How much can textiles suffer?
The official said that in such a scenario, this initiative of special contact with these countries is going to be an important step towards market diversification. The additional 25 percent duty imposed by the US on Indian products has come into effect from August 27. In this way, the total import duty has increased to 50 percent. It is expected to hurt the exports of sectors like textiles, gems and jewellery, leather, fish, chemicals, and machinery. The export loss of the textile sector alone to the US could be $10.3 billion.

India's competitiveness may decrease.

Apparel Export Promotion Council (AEPC) General Secretary Mithileshwar Thakur said that the industry had already accepted the 25 percent duty rate, but now, with the imposition of an additional 25 percent duty, India's competitiveness has decreased by 30-31 percent in comparison to countries like Bangladesh, Vietnam, Sri Lanka, Cambodia, and Indonesia. Due to this, the Indian textile industry has almost been out of the US market. He demanded immediate financial relief from the government so that the industry could overcome the crisis. He also said that the textile industry is now exploring the possibilities of compensating the losses through trade agreements with Britain and EFTA countries.

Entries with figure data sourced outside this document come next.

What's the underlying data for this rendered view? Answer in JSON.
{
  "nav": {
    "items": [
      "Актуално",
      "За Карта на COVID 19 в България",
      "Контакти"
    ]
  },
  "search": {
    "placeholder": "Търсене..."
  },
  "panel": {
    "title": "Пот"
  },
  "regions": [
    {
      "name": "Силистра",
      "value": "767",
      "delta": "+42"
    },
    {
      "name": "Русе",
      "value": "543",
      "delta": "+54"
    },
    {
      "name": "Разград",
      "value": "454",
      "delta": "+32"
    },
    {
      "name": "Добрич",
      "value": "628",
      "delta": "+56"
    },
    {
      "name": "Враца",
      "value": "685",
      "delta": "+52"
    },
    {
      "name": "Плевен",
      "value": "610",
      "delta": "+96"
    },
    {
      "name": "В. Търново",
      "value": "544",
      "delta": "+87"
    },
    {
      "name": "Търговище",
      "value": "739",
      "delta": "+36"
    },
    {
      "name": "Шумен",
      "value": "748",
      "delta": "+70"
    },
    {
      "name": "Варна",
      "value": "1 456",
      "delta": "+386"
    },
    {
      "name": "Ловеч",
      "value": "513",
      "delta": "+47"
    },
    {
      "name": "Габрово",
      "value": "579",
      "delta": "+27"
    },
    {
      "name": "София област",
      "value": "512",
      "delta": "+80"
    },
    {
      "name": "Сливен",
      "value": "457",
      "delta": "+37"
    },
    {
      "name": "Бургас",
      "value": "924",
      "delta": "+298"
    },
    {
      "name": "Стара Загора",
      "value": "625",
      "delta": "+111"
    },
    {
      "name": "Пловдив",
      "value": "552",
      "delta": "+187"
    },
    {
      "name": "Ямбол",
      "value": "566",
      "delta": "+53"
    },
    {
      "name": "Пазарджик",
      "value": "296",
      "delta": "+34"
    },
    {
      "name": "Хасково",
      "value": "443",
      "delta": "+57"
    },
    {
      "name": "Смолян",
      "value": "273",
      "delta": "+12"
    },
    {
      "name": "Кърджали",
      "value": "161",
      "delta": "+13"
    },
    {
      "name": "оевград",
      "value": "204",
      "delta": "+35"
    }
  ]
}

Help will also be available in this way.
Under the government's plan, EPCs will assess export markets and identify products with high demand. Apart from this, textile product clusters like Surat, Tirupur, Bhadohi will be linked to international opportunities. Along with this, participation in international exhibitions and trade fairs will also be ensured under the Brand India campaign. Free trade agreements and trade agreements can help make Indian products competitive. In such a situation, this strategic effort can become an opportunity for India to strengthen its position in the global textile export market.